For IT security organizations, the biggest payoff from the BSC comes from organizational alignment with the business units and a concrete method for demonstrating the value added by the security. The Balanced Scorecard and its creation of a shared language between IT and its business unit customers enable the emergence of a strategy-focused IT organization. Giga believes that by adopting the BSC approach, security organizations can significantly improve relations with the business units and close the gap between how security views itself and how business managers view it.
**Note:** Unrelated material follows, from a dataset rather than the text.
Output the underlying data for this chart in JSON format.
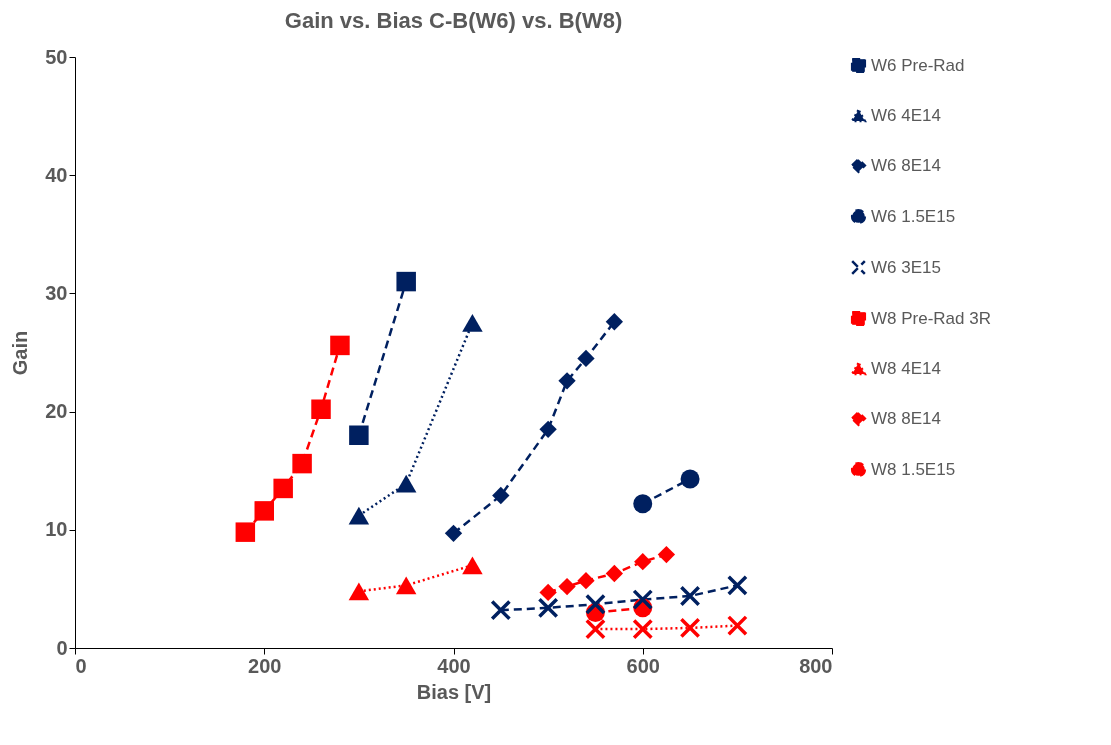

In a November 2002 Harvard Business Review article, Six IT Decisions Your IT People Shouldnt Make, the authors, Jeanne W. Ross and Peter Weill, research scientists at the Center for Information Systems Research at the Massachusetts Institute of Technologys Sloan School of Management, demonstrated that successful companies set their IT budgets by first determining the strategic role that IT will play in the organization, then establishing a companywide funding level that will enable technology to fulfill that objective. Since the first step in implementing a Balanced Scorecard starts with strategy, it follows that this can be an effective method for aligning security with that strategy.
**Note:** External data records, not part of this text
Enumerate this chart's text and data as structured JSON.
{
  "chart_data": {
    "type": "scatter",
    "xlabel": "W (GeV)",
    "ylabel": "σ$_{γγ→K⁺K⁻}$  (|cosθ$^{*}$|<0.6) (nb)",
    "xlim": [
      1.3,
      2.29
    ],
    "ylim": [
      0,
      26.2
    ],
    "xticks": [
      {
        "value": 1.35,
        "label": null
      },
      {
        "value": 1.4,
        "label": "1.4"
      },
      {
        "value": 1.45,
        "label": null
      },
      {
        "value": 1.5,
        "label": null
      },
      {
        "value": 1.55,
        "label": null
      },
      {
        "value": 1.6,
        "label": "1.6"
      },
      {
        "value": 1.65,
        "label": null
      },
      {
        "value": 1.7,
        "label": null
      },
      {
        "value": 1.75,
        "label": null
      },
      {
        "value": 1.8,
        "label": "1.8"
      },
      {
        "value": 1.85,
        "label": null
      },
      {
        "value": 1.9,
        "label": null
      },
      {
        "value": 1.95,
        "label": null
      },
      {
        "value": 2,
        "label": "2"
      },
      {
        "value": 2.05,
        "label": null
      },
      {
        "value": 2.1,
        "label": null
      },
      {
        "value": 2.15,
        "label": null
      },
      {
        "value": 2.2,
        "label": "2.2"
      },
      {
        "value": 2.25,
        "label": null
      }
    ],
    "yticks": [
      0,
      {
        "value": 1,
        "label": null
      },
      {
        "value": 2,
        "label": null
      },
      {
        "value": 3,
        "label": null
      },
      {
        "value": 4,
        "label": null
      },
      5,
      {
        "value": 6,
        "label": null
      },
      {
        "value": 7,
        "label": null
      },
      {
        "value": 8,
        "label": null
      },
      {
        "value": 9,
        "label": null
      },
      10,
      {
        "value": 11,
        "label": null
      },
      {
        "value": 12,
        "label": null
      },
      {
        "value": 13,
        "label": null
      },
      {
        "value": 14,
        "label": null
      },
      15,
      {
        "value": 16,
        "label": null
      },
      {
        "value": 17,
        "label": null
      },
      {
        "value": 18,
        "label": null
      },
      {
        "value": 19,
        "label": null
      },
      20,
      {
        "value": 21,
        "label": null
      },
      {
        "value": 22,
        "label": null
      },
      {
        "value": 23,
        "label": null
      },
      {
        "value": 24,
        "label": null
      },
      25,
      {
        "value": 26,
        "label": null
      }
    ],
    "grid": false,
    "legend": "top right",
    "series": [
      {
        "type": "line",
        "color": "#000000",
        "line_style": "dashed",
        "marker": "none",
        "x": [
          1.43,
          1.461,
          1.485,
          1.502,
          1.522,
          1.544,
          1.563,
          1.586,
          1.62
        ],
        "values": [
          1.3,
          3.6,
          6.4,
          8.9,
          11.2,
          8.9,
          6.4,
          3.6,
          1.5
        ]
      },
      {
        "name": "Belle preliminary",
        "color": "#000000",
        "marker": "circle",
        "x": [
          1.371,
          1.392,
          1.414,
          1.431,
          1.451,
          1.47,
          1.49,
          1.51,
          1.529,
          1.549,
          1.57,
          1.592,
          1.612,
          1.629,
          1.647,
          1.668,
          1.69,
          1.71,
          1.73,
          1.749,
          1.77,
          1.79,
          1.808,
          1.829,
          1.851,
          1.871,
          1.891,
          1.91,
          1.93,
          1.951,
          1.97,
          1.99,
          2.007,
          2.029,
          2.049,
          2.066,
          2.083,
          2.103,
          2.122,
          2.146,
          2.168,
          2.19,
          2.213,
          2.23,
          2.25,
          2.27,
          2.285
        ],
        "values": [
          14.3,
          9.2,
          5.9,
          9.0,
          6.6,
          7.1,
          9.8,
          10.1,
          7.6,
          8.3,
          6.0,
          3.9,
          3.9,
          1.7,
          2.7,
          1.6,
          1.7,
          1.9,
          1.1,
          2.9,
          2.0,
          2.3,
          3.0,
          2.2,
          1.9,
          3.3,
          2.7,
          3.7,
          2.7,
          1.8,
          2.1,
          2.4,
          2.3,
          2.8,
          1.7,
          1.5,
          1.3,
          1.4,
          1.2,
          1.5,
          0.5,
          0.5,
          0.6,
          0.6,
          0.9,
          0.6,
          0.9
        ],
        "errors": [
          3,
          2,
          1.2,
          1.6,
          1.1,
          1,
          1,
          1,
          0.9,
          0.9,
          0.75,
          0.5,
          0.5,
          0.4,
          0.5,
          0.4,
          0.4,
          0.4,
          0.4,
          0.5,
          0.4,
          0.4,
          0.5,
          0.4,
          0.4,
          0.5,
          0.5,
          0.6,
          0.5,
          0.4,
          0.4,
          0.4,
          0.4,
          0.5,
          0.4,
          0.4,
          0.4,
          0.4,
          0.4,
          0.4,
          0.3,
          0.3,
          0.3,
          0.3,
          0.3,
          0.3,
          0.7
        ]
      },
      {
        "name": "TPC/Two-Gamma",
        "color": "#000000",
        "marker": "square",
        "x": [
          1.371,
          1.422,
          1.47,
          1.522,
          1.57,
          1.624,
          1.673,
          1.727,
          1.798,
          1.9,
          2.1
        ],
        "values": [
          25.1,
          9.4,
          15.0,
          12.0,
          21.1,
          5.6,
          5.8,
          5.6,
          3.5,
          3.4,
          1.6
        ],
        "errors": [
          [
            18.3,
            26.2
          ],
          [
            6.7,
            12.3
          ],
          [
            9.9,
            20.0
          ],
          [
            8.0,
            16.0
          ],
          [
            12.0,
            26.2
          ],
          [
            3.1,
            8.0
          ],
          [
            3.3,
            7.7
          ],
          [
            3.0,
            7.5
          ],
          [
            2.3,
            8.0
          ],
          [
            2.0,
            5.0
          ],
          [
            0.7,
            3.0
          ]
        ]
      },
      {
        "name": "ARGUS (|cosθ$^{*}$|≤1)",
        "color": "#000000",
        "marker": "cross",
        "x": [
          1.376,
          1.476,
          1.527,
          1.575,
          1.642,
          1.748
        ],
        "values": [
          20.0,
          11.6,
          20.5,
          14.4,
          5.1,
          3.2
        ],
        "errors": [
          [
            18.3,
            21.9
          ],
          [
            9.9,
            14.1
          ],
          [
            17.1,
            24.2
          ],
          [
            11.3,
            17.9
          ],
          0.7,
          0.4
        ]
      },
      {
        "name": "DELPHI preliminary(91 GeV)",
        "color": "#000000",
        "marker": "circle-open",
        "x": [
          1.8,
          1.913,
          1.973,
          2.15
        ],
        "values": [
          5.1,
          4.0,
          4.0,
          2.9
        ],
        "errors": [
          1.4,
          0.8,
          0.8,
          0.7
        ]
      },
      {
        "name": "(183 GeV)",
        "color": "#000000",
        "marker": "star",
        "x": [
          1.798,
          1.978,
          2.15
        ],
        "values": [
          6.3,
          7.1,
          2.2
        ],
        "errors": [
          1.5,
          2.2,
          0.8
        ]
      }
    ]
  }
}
The Balanced Scorecard approach to measurement and management was first introduced in a Harvard Business Review article, The Balanced Scorecard: Measures that drive performance, written by Robert S. Kaplan and David P. Norton in 1992. It was later expanded as a book, Translating Strategy into Action: The Balanced Scorecard in 1996. The Balanced Scorecard balances measurements across four dimensions, or views of business: the financial, internal processes, the customer, and learning & growth.

The original BSC approach was built around four dimensions. These included the traditional financial dimension and three others: the customer dimension, the internal process dimension and the learning and growth dimension. In recent years, some implementers have substituted or added additional dimensions, or perspectives, that better reflect their overall vision and strategy or include constituencies that the original approach left out, such as employees, suppliers and regulators. For example, four dimensions that may be suitable for a security department or chief security officer may be reflected in Table 1.

Table 1: The Four Security Perspectives
Customer Orientation How should employees, business unit managers and external users perceive security? Mission: To be the supplier of choice for all security requirements Objectives:
  • User satisfaction
  • Alignment with the business
  • Service-level performance
  • Business Value How should senior management perceive security as a contributor to company success? Mission: To enable business strategies through the effective application of security. Objectives:
  • Buisness value of security initiatives
  • Stewardship of security investments
  • Strategic contribution
  • Operational Excellence Which services and processes should security excel in? Mission: To deliver effective services at or below budget and service-level objectives Objectives:
  • Optimize efficiency & effectiveness
  • Enterprise architecture evolution
  • Promote partnerhips throughout business units
  • Responsiveness
  • Awareness & Growth Orientation How will security promote growth and learning to better meet corporate goals? Mission: To facilitate awareness of secure behaviors, and promote grass-roots partnerships with security Objectives:
  • Employee knowledge and effectiveness
  • Security staff professional growth
  • Emerging technology research
  • Source: Giga Information Group

    For each of the views, the security manager and others can measure the number of contributions or actions toward each of the respective objectives. One may also measure the costs or efforts associated with each, projected vs. actual budgets, improved service levels, and the TEI” or Total Economic Impact of each.

    In the new and pressing quest to articulate the value of IT security to the business, the Balanced Scorecard may be one of the most useful tools at our disposal.